Model | Precision | Recall | F1 Score | AUC |
---|---|---|---|---|
ResNet50 | 0.7306 | 0.7280 | 0.7262 | 0.9441 |
ResNet101V2 | 0.7003 | 0.6997 | 0.6979 | 0.9333 |
EfficientNetB0 | 0.0494 | 0.1673 | 0.0761 | 0.7283 |
VGG16 | 0.8863 | 0.8857 | 0.8856 | 0.9881** |
- VGG16 outperforms others, with steady convergence and minimal overfitting.
Key Insights
- VGG16 Superiority: Excels due to its depth for feature extraction, achieving 88.6% accuracy despite small data.
- EfficientNetB0 Struggles: Poor performance (16.7%) suggests it’s less suited for this dataset without full fine-tuning.

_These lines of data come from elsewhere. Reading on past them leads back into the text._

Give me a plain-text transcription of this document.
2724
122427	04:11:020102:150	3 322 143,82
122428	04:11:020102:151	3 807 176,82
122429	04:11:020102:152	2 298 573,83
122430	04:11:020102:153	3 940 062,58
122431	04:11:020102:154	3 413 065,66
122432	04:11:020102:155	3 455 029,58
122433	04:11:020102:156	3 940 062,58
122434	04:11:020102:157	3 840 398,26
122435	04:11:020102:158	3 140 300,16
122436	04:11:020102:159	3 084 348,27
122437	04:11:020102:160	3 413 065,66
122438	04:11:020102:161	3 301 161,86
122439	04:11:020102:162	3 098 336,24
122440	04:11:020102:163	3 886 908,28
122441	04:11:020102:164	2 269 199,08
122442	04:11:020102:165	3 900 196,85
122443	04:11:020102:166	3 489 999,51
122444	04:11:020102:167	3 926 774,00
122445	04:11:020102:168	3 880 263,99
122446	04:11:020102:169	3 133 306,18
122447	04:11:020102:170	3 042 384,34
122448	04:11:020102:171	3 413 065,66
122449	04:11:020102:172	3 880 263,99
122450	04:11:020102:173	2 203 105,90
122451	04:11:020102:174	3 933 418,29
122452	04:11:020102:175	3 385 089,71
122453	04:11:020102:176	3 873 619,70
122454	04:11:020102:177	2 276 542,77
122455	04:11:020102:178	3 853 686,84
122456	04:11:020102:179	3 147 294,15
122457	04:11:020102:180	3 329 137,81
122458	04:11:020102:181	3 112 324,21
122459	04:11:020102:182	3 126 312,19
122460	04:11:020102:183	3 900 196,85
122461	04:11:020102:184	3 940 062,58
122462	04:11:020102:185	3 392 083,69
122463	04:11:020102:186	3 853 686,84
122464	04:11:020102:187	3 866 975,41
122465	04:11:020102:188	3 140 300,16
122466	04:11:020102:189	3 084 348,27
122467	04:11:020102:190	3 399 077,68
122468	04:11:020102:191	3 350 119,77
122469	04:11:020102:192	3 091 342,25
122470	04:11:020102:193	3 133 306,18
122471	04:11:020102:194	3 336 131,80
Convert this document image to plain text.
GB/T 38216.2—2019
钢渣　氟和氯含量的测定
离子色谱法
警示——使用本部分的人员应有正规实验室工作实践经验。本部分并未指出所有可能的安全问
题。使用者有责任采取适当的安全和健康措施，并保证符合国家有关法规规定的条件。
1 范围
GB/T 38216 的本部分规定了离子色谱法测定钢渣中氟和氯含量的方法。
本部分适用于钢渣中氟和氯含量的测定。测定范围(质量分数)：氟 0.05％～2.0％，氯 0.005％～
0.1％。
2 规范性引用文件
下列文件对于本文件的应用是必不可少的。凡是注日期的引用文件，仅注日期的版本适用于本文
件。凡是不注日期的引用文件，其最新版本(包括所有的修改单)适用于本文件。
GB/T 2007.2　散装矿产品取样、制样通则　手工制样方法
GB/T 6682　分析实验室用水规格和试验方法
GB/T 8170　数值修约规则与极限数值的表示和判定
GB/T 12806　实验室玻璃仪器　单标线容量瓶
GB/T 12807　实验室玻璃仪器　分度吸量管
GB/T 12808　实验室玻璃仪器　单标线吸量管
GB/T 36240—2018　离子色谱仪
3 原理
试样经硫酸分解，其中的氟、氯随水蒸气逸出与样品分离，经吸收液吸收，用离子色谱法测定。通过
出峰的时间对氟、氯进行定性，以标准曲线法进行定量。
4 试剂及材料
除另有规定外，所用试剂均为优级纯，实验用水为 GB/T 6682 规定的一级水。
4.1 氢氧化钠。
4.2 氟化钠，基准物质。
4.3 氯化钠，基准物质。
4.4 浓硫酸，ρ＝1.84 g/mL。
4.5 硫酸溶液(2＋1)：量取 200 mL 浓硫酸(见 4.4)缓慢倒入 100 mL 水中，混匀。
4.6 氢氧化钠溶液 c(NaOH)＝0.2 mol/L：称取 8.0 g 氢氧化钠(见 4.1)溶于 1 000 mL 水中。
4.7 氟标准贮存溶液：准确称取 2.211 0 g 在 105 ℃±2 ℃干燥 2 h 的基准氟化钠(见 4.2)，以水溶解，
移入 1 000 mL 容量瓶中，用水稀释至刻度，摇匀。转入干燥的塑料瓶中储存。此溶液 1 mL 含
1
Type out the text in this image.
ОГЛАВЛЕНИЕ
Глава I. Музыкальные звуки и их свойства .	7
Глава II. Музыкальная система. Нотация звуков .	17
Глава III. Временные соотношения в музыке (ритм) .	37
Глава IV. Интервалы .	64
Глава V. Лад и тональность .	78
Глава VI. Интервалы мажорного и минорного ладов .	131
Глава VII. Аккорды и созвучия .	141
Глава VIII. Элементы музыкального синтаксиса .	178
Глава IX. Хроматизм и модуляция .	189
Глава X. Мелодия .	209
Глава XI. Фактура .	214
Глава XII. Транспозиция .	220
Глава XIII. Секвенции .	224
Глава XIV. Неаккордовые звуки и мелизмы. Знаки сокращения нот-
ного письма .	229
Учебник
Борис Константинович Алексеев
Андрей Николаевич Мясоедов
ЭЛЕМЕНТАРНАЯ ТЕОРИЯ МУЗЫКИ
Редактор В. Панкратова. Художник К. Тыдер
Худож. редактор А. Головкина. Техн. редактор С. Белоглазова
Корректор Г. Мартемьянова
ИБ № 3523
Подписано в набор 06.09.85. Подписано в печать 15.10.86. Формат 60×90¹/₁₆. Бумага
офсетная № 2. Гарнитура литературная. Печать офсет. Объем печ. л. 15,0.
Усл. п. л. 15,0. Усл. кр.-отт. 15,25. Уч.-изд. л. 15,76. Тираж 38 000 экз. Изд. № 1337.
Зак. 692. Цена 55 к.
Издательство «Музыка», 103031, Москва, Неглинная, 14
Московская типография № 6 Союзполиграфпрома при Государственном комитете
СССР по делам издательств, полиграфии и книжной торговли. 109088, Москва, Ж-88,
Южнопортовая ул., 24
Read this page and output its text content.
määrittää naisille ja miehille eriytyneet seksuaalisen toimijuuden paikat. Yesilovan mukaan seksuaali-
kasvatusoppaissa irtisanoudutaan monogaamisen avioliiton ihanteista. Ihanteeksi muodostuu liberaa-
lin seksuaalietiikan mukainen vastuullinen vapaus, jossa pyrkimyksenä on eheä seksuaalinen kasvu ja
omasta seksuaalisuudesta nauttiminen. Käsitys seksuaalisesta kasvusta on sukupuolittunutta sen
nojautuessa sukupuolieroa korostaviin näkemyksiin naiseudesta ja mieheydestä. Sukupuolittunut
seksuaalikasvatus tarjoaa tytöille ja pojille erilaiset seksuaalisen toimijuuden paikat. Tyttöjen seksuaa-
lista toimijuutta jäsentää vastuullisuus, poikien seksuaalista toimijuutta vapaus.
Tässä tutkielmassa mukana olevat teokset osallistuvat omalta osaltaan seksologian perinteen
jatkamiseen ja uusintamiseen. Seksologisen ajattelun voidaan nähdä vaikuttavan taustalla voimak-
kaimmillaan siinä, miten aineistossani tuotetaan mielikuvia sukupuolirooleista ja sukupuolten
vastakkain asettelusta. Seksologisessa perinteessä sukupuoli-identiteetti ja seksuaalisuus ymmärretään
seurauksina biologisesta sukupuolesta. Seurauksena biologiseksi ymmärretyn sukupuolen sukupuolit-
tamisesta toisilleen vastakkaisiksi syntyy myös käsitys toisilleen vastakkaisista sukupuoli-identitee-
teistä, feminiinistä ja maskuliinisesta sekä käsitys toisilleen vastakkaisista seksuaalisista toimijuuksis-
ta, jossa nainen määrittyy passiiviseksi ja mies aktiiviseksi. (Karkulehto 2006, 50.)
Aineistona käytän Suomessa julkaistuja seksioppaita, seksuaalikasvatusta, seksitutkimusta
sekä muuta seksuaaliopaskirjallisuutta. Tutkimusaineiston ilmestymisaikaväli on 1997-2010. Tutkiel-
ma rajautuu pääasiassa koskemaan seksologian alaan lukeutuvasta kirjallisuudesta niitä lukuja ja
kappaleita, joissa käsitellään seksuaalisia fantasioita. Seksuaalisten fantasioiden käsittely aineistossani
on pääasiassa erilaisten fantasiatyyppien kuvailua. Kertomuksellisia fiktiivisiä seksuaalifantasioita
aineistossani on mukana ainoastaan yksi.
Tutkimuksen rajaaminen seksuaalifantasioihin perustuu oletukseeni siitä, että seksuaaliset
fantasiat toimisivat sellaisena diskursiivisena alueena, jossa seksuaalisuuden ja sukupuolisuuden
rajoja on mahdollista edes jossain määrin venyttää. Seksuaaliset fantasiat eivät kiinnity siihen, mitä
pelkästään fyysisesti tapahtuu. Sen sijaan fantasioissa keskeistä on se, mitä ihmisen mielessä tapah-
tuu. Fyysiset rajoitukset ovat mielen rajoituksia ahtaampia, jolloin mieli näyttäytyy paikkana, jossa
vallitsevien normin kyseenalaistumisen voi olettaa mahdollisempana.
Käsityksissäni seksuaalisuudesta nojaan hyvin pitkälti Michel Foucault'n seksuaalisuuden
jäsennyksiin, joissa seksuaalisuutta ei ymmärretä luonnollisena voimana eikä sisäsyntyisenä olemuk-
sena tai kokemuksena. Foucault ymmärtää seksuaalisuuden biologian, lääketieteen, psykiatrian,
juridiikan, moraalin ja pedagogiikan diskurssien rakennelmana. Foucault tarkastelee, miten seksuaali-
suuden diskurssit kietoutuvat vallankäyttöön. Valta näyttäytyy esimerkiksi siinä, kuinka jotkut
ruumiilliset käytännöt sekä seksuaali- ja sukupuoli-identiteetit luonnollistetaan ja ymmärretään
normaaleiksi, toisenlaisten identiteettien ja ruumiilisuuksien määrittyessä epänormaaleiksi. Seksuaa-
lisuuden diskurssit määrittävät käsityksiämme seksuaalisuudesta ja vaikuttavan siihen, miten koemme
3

- Augmentation Impact: Helps mitigate imbalance, but class similarities (e.g., glacier/mountain) limit perfect scores.
Learnings
- Why transfer learning is effective for small datasets, leveraging pre-trained features?
- When to frozen layers vs. fine-tune entire models?
- How to handle class imbalance with augmentation and careful evaluation metrics?
All the above questions were answered through this project, and it was a great learning experience.
This project highlights efficient use of transfer learning for practical image classification, with clear potential for extension to larger datasets.